- Source database : There are two source databases named Gold and Diamonds. You are given a Dockerfile to build a postgres image for both these databases. There is a seed.sql that has DDL and DML statements to seed the data for the source databases.
- For Gold, build the image using the provided Dockerfile and launch a container and name it as gold.
- For Diamonds, build the image using the provided Dockerfile and launch a container and name it as diamonds. Please see below a ERD diagram to see the relationships between the entities from the source database.
-
Destination database: You are given a Dockerfile to build a postgres image for the destination database.
-
A seed.sql file is also provided that contains DDL statement to create the destination database. Create an image using the provided Docker file and launch a container named warehouse.
-
Write a program that does the following
-
extracts all the data from all the tables from the source databases {gold, diamonds}.
-
transform and load it to the table in destination database {warehouse}.

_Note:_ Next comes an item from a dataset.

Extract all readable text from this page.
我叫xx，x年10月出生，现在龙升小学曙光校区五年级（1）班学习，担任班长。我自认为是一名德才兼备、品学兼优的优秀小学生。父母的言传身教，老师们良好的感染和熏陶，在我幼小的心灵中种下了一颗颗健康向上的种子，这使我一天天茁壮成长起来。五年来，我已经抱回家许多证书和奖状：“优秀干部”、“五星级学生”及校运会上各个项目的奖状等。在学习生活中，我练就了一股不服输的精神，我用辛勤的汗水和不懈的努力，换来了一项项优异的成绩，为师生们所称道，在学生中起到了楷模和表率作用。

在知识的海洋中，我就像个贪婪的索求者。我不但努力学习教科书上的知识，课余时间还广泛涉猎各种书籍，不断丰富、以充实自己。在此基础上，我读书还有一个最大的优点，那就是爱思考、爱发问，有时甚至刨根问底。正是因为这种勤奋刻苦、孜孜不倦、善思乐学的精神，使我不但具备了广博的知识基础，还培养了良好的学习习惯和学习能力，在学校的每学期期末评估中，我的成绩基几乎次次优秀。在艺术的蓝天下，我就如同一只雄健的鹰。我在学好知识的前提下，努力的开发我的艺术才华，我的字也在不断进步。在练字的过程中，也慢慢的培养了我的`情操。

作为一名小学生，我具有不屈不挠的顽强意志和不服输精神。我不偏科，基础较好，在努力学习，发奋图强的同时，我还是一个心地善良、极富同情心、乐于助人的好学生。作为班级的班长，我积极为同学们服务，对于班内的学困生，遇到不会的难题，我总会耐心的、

- Following are the constraints that the ETL should follow
- ETL should be written in C#
- If the ETL is ran multiple times, it should not create duplicate data in the destination table.
- The ETL has "read only" access to the source databases.
- You need to provide well documented source code of the ETL process.
- Fork this github repo using your github account
- Create a feature branch (name it whatever you want) off of master.
- Create a src directory under the root directory and add all the source code in there.
- Push all your changes to the forked repo.
- Do not use this repo to create any branches.
- Project should have unit tests (you can use any unit test framework)
- Provide a design document and also add any assumptions you have made to develop your solution.
- Provide clear instructions describing how to run your solution.
- Bonus Points if you provide a Dockerfile to create an image of your solution. Please add the Dockerfile inside the images directory
- Email the link to your forked repo containing the solution.